Größer
Die klassische "Side by Side", möglichst
in einem der dicken englischen Expresskaliber
mit klangvollem Namen, ist auch
heute noch die Waffe des stilbewussten
Großwildjägers. Auch in den Händen
vieler Berufsjäger finden sich die dicken
Doppelrohre, um die Patzer ihrer Kunden
auszubügeln. Stammt so eine Büchse
von einem der renommierten englischen
oder belgischen Hersteller, kostet sie
leicht so viel wie ein Kleinwagen. Wer
dann noch ein paar Euro in Gravuren
investiert, landet schnell bei der automobilen
Mittelklasse. CNC gefertigt, etwa
von Blaser oder Krieghoff, geht’s zwar
bedeutend günstiger, aber so richtig klassisch
sind diese Doppelbüchsen mit
Handspannung und verstellbarem Laufbündel
eigentlich nicht mehr.
Die .375 R VC
Entwickler der neuen 375er Randpatrone ist der französische Ballistiker Joseph Messner, der schon mehrere Patronen geschaffen hat (Über die 6,5 Messner wurde in Jagen Weltweit bereits ausführlich berichtet).

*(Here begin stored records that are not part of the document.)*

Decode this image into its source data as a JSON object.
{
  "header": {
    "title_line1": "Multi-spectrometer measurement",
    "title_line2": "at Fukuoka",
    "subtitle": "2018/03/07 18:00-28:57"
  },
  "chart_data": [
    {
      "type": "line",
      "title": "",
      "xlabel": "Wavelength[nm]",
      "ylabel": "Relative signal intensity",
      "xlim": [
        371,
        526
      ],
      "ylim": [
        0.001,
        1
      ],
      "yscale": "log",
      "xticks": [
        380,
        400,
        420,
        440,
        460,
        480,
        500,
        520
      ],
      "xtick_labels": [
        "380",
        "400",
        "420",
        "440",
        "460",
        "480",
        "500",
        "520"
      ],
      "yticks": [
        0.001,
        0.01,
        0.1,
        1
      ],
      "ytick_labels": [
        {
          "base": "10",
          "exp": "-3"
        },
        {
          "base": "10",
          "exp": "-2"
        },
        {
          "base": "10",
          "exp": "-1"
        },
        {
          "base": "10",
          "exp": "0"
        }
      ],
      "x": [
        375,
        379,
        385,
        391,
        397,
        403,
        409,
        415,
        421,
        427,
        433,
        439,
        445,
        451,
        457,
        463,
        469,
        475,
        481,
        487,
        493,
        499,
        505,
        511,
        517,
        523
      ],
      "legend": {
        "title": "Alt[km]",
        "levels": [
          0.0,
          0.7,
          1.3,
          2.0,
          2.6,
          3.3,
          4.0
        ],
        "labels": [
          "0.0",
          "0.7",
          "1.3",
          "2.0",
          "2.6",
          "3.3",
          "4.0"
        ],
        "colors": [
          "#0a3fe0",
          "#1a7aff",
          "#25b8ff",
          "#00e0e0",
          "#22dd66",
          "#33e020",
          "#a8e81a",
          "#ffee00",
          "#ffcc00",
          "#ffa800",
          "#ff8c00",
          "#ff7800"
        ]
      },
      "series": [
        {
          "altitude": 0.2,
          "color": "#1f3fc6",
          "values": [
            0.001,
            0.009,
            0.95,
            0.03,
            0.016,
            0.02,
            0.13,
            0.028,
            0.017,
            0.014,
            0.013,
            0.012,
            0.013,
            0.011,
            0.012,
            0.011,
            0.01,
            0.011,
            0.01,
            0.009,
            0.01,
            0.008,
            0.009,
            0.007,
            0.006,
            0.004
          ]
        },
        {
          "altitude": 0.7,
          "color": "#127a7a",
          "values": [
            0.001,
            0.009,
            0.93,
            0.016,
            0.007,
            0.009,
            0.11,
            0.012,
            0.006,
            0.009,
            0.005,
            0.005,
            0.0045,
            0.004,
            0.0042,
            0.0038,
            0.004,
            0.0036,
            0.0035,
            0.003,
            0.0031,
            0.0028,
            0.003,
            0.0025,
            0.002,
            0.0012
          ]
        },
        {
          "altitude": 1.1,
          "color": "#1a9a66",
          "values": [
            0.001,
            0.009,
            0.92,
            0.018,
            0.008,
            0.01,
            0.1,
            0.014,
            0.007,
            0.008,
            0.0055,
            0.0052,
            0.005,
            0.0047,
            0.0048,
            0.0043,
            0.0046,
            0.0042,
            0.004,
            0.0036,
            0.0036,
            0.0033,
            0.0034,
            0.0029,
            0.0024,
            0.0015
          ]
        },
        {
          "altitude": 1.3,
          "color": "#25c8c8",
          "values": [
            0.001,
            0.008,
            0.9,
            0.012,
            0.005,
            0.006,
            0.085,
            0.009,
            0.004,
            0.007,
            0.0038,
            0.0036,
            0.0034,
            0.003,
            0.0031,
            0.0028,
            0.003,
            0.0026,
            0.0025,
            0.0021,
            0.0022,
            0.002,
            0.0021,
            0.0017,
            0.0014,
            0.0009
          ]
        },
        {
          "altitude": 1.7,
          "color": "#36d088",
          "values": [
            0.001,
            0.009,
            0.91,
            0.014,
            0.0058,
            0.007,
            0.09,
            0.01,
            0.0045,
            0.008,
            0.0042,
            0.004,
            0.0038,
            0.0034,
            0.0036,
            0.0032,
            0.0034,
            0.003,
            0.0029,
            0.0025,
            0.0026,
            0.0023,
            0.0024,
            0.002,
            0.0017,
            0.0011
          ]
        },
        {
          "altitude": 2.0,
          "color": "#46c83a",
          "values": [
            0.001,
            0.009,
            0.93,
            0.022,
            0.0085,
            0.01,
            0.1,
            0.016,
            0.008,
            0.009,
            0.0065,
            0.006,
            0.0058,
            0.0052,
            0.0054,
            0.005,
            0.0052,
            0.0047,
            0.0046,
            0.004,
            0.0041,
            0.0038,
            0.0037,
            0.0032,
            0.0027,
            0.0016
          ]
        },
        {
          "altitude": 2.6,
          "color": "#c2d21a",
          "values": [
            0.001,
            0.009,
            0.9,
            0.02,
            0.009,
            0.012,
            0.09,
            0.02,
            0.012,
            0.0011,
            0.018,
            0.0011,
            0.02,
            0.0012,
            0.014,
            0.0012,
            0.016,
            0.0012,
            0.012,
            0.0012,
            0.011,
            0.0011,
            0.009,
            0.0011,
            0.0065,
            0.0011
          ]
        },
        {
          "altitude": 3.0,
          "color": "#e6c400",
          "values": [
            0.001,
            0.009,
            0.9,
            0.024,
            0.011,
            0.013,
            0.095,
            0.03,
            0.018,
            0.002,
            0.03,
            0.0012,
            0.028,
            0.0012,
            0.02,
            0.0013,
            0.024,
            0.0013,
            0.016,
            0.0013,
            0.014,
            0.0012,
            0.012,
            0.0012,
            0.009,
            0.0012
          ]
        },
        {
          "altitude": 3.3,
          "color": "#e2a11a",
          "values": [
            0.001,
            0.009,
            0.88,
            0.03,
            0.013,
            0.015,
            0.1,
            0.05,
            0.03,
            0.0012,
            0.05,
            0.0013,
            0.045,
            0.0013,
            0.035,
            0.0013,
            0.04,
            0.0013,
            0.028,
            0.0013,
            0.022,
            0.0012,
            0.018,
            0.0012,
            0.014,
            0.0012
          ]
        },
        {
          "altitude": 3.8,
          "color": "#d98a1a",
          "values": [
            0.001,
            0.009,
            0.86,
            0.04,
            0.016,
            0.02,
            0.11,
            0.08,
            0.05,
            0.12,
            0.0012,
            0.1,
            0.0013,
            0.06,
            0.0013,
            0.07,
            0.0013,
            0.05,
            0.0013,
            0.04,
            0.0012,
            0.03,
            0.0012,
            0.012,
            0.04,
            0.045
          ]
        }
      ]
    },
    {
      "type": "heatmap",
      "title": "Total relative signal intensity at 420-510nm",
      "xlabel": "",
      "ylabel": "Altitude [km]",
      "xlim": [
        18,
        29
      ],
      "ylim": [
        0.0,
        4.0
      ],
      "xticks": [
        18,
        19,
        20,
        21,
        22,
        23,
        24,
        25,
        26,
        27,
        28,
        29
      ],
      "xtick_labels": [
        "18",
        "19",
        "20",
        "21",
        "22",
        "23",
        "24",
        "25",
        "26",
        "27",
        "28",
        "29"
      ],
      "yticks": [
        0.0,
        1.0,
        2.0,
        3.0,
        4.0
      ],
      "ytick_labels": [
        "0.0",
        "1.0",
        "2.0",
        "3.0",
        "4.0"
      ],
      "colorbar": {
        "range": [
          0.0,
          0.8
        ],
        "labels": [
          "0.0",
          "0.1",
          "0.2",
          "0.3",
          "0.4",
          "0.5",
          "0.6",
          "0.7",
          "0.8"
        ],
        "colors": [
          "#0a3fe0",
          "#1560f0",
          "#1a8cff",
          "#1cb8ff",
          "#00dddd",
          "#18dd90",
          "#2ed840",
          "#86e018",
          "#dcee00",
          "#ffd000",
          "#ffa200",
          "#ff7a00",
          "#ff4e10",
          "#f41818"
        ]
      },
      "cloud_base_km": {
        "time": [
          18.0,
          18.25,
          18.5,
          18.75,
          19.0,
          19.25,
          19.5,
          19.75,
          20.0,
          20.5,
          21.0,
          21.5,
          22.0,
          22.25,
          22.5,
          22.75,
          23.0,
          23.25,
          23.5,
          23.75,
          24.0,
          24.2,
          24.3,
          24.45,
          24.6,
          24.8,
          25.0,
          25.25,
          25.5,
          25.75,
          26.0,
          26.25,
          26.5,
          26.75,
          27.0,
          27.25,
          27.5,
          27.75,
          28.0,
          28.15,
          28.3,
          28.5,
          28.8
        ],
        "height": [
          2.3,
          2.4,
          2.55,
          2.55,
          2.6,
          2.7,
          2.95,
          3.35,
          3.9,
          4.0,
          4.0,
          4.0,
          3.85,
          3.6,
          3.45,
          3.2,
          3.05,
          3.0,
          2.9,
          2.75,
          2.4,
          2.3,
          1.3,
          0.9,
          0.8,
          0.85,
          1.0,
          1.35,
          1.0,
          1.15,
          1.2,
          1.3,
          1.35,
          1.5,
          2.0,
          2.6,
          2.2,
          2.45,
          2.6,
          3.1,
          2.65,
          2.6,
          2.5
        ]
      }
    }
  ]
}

Mit der .375 R VC hat Messner jetzt eine echte Großwildpatrone entwickelt. Die Hülse der .375 R VC ist auf dem Reißbrett entstanden und nicht durch Aufweiten oder Einziehen einer Mutterhülse. Wichtig war es für Messner, die Hülse so zu dimensionieren, dass sich das Patronenlager einer .375 Holland&Holland oder .375 H&H Flanged problemlos aufreiben lässt. Alle Maße mussten somit größer sein. Der Rand wurde von der.450/400 3 ¼ NE übernommen. Der Schulterwinkel beträgt 58 °und der P1- Durchmesser 13,95 mm. Mit einer Hülsenlänge von 73 mm und einem Fassungsvermögen von 126 Grains ist die .375 R VC eine beeindruckende Patrone. Auch die Leistung ist nicht von Pappe. Ein 300-Grains-Barnes-TSX wird auf eine Mündungsgeschwindigkeit von 855 m/sek. gebracht. Das sind über 7.000 Joule. Die .375 R VC liegt damit locker im Bereich der .416 Rigby oder .404 Jeffery, schießt sich aber angenehmer. Die neue Patrone hat bereits eine CIP-Zulassung. Die Hülsen werden bei Horneber in Deutschland gefertigt. Eine randlose Version hat Messner ebenfalls bereits fertig und die CIP-Zulassung ist in Kürze zu erwarten.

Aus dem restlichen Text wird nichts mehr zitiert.